Wednesday, July 29, 2009

///MinorityReport//

It is pretty easy to be repetitive when blogging on a trip about how "I did this today" or "I saw this" which to an extent is what a blog is useful for, a way to update and communicate with my world. But that's too easy. Nobody wants to read what I'm doing they want to read what I am experiencing.
After I was accepted in to this program in February we met every Friday for two hours preparing and discussing what we were to encounter during our 6 weeks here. If I didn't attend these weekly meetings I would have had to leave once I got here (which someone from our group has done already). But nothing you can read or talk about in Eugene, Oregon can prepare you mentally for what you're going to see or do 6,000 miles away from your comfort zone. I've seen people defecating in the street, a slum literally relocated because its pollution was causing the water purification process of the city to fail. When i was walking to work on my first day it was pouring rain and I was lost and couldnt find my office. Then I passed a man who was shivering, being poured on naked in the middle of the road. All my frustration turned to sympathy. It just makes you know that no matter how bad you have it one day, someone has it worse. I'm not trying to compare my directional mishap to this man's poverty because in no wya do they connect, however it put everything in perspective for me. These people work twice as hard to have half of what we have.
But then comes the dilemna. What are you gunna do about it? Someone in our group who works for a newspaper was put on an assignment to cover child prostitution and she was put out to follow a reporter tracking this story who had all these encounters with 10-11 year old girls begging for money and sex. She was shook.
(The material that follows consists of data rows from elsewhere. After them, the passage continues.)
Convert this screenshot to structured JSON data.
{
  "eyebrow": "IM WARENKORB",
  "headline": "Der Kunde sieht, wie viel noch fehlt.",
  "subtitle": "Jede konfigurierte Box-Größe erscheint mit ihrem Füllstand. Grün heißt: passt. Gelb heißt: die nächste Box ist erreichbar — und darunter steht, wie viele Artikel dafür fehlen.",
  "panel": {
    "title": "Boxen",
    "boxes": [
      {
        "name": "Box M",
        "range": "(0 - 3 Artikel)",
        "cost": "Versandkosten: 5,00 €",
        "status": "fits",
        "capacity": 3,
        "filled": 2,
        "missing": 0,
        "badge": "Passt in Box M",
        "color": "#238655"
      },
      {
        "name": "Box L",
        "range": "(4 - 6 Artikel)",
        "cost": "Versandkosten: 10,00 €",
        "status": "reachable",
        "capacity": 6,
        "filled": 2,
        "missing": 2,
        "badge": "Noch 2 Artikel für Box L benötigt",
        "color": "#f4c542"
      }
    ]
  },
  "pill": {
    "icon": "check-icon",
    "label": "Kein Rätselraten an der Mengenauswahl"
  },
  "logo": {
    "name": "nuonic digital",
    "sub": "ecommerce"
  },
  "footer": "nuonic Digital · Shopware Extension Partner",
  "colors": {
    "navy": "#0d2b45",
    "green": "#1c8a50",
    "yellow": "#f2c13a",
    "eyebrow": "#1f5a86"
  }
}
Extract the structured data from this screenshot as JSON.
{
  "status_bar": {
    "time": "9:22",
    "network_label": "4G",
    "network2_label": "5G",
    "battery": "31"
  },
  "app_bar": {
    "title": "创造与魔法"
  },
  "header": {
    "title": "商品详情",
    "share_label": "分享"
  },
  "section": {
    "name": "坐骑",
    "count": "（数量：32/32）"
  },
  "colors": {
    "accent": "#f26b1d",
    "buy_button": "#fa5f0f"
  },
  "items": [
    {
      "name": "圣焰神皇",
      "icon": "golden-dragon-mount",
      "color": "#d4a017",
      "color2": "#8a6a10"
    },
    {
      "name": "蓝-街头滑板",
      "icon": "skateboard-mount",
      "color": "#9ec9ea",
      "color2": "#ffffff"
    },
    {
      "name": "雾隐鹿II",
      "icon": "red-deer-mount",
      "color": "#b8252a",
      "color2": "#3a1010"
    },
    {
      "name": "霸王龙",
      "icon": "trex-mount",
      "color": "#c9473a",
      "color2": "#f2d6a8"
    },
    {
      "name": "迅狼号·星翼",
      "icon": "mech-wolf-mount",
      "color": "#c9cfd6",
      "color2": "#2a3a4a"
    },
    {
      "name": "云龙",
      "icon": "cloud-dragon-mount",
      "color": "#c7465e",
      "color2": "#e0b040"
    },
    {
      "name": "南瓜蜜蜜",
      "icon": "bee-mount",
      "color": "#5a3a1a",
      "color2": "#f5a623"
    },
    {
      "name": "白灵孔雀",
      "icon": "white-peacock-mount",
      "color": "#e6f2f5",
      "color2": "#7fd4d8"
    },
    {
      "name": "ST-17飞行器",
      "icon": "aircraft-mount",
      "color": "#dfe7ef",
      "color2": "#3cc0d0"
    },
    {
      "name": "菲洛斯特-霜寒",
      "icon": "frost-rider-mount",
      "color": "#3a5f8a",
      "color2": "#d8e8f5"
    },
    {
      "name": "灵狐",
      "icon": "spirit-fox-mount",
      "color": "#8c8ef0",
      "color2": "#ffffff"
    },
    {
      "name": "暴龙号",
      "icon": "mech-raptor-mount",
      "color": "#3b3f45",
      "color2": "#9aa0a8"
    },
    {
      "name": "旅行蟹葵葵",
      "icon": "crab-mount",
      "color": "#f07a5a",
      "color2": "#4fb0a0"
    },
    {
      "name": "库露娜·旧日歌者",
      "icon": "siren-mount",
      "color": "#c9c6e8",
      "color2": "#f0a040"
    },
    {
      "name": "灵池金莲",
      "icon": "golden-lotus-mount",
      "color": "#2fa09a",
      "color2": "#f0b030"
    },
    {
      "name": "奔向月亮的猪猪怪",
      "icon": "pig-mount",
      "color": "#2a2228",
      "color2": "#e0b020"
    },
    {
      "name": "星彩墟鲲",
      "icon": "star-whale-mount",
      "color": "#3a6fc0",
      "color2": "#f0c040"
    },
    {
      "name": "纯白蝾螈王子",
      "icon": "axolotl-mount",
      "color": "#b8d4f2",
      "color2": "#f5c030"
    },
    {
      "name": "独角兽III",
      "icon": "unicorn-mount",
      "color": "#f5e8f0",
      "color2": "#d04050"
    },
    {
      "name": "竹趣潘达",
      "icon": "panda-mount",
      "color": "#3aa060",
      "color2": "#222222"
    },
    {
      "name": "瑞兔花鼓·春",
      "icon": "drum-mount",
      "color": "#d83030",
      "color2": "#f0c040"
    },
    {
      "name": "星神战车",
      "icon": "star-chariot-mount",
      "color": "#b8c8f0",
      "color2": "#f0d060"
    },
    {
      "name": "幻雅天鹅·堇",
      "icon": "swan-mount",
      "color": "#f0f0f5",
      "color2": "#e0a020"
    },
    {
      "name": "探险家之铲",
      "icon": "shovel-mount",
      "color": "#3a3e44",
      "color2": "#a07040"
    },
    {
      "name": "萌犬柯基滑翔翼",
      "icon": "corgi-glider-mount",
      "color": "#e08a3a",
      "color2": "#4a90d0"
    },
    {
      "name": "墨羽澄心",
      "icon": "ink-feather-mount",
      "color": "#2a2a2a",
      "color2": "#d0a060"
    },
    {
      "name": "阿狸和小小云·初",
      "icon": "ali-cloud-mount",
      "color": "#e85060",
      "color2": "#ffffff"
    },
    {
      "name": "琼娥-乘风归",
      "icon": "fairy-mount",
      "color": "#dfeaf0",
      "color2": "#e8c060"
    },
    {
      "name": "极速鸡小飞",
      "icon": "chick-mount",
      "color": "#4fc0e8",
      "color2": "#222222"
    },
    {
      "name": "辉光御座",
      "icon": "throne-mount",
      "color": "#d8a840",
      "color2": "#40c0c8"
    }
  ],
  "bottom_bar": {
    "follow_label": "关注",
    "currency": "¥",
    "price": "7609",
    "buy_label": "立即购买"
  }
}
Obviously that will have quite the effect but I think it was less due to her not being able to handle the situation than her wanting to take these girls back and show them a different life. These children were doomed from the beginning and as sad as it is, they will be next to nothing for their entire lives becasue of their lack of education and physical abuse. So what are you gunna do? Everytime someone comes up to you are you going to give them change in hopes that that becomes the start to their fortune? Or does that just prove that they can get money when they need it from the Obruni by begging?
It is somehting I can avoid in the U.S.....but not here, no chance. It the U.S. I am generally unsympathetic to the homeless unless they happen to have a physical or mental disablement, because if you really wanted to, you could get a job. I'm not gunna donate money so you can get a 40oz., I'll get myself a 40 thanks. But here in Ghana the poor don't drink alcohol, they can't,and any money you give them will make a difference in that person's week or month. So is it my social responsibility to flip a 20 cent piece to someone if I have it on me? You can see the hopelessness in their eyes...but I still don't know.
But then who am I to say, if this person is not a begger, that they want me to pity them. There are many very poor and homeless people who are too busy to give a fuck what I think and for me to judge them. But i have definitely put in perspective that the richest can make the poorest moral decision and vice versa. These are good poeple they are jsut misunderstood. Just because they don't an ipod or new kicks doesn't mean you are better than them, or anyone for that matter. Ghanainas are simple but full of life. Yes it sucks to have to be on all the time and always listening or observing but I think I am just surprised thatI'm surprised. It's really not that different. I think I was going in to the situation like I was going here to save something, as a humanitarian doing something to become cultured and bring back stories, as a wiser adult comming in to the real world. But its not like that anymore. I've stopped being the tourist. I eat the food, take the public transportation, interact,conversate, bargain, and argue just like I am one of them. Whether they think so or not remains to be seen haha but it really doesn't matter. I'm trying. This is what subconsciously I was looking for out of this trip. Where, if i really engage this, they will really engage me, and I think they finally have. It is not about comming home and sharing my knowledge or somehting cliche (well maybe a little) but it is about living in the moment [shout out to Paul] now and being thankful for what you have. But I don't think this in unbearable my any means. I mean, if you were born into somehting like this and its all you know, you make every day better the best way you can. These people didnt do this to themselves, they inherited it.
I guess I'll have to take a picture to make it last longer.


we forget the unfortunate
sure i ponied up a bill, but i didnt give my time
so in reality I didnt give a dime, or a damn
i just put my monies in the hands of the same people that left these people stranded
nothin' but a bandit
left them folks abandoned
damn, that money that we gave was just a band aid
can't say we better off then then we were before
in synopsis, this is my minority report.